My grandmother's Mexico was a ranch in California's Central Valley, where her Mexican parents and grandparents carved out a decent, if laborious, life when the land was Mexico's northern outpost. My introduction to the country as a child was a day trip across the border while visiting my uncle in El Paso, Texas; all I can remember is a horrifying bullfight that I am still trying to forget. Was that the real Mexico? Ten years later, I drove the length of the Baja peninsula on the newly completed Hwy. 1 and found dusty crossroads where hastily erected prefab buildings next to bodeguitas served as hotels -- and then La Paz, with its leafy tropical languor, beguiling malecón, and air-conditioned hotels. The real Mexico?

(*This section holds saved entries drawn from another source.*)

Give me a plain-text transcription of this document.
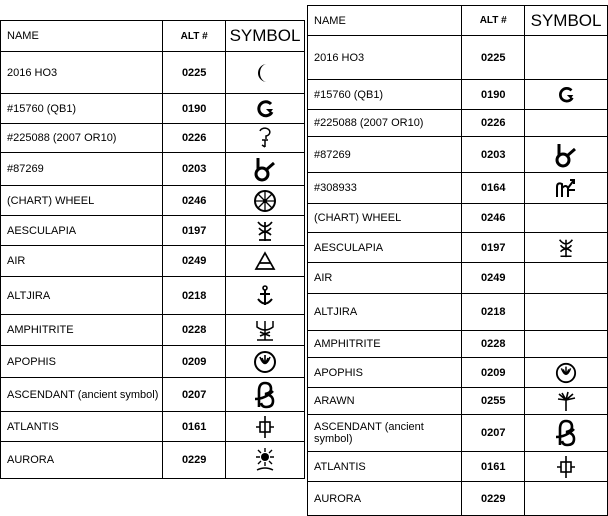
NAME	ALT #	SYMBOL
2016 HO3	0225	

#15760 (QB1)	0190	

#225088 (2007 OR10)	0226	

#87269	0203	

(CHART) WHEEL	0246	

AESCULAPIA	0197	

AIR	0249	

ALTJIRA	0218	

AMPHITRITE	0228	

APOPHIS	0209	

ASCENDANT (ancient symbol)	0207	

ATLANTIS	0161	

AURORA	0229	
NAME	ALT #	SYMBOL
2016 HO3	0225	
#15760 (QB1)	0190	

#225088 (2007 OR10)	0226	
#87269	0203	

#308933	0164	

(CHART) WHEEL	0246	
AESCULAPIA	0197	

AIR	0249	
ALTJIRA	0218	
AMPHITRITE	0228	
APOPHIS	0209	

ARAWN	0255	

ASCENDANT (ancient symbol)	0207	

ATLANTIS	0161	

AURORA	0229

The answer, of course, is all of the above, and more. But my "real Mexico" lies in the generosity of its people, which is extended liberally to visitors. I have been adopted by farm families who gave me tent space under their palapa in return for paying a meager sum to share their meals, ushered by an office worker to his family's home for siesta so that we could continue our conversation, and left gape-jawed while watching as a campesino scaled a 12m (40-ft.) palm to fell a coconut and hand it to me with a straw after I casually asked what he grows on his farm. I have been stopped by policemen and then escorted to my destination 32km (20 miles) away when I confessed that I was lost. The one constant within this mosaic of experiences is a warmth and compulsion to share, recognizing no regional or economic boundaries and defying hardship, corruption, and natural disaster.